Using the data compiled by previous expeditions (including Napoleon’s), John Taylor announced that the measurements of the Great Pyramids used a unit 1/1000 times larger than the standard British inch, or 1/25 of the fabled sacred cubit. The argument states that the total length of the four sides of the pyramid would be 36524 (100 times the number of days in a year) if measured in “pyramid inches”. Further coincidences using using this system paralleled astronomical and geographical phenomena, and if one superimposed a symbolic Biblical time-line on the interior, all of Judeo-Christian history was represented inside the largest pyramid.
This led British scientists to say that their measurement system was of divine origin, used by the Jews following God’s instructions. Pretty funny for a bunch of 19th century Anti-Semites. Equally unbelievable is that this was used as a principle argument in England AND America as evidence against adopting the French metric system. Charles Piazzi Smythe’s tome The Great Pyramid was held aloft in state legislatures across the USA (as this was a state decision) to support the holy inch.
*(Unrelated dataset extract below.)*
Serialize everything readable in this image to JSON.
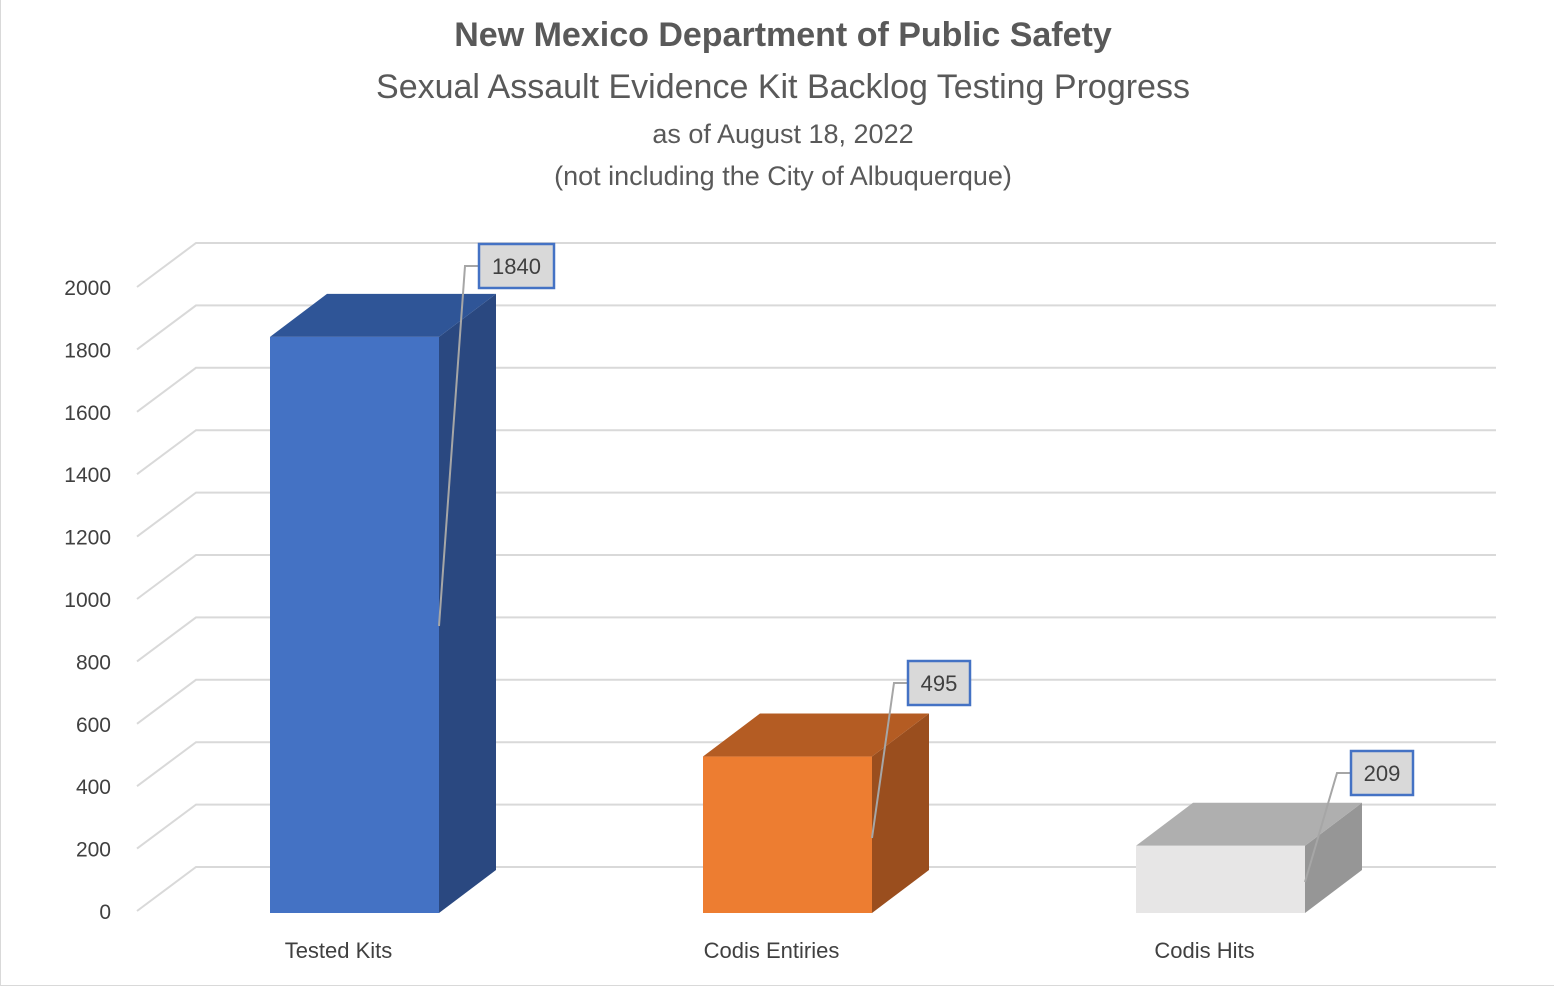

Of course this is BS. The Hebrews didn’t build the Pyramids, and even if they did, the measurements didn’t even use the correct size of the Pyramids. They were off by several feet. And when using the system originally coined by Smythe, the projected Apocalypse was in 1884. As that still hasn’t worked, they keep changing the measurements. Good luck, boys.
Anyway, I went to Giza and Sakkara this past weekend to see the Pyramids and the Sphinx for myself. They’re there, and quite awesome in their presence. Frankly, though, they were smaller than my imagination and the Discovery Channel led me to believe. None-the-less, I had to marvel at their dogged tenacity. You try hanging around for over 4,000 years and see how great you look.
I rode a camel. Not much to say about that other than that it was fantastic and think it should be a primary mode of transportation. Good-bye, global warming!
Sakkara was much more impressive than Giza, in my opinion. Perhaps because it pre-dates those famous monoliths. It’s the burial ground for King Djoser designed by Imhotep; that’s about 2667 BCE. I heard they’re going to close the site next year due to its rapid deterioration. Maybe they wouldn’t deteriorate so quickly if vigilance was actually a part of the tourism police’s job description.
Anyway, life continues, classes pick up, and activities start to conflict. I’m going scuba diving on the Red Sea this weekend, after I take my certification class this week. I’m also doing the Folklore Dance Club and teaching Sudanese and Iraqi refugees English one day per week. These activities might have to duke it out for priority, all while I balance my school work (test tomorrow in Arabic) and try and shake this bug I seem to have picked up.
Anyway, don’t you feel better about why America is not on the metric system? I sure do. Thanks a lot, Newton.
1 Comment
February 25, 2008 at 9:36 pm
In your travels, have you discovered the reason the pyramid with the sunburst and one eye is on the American dollar?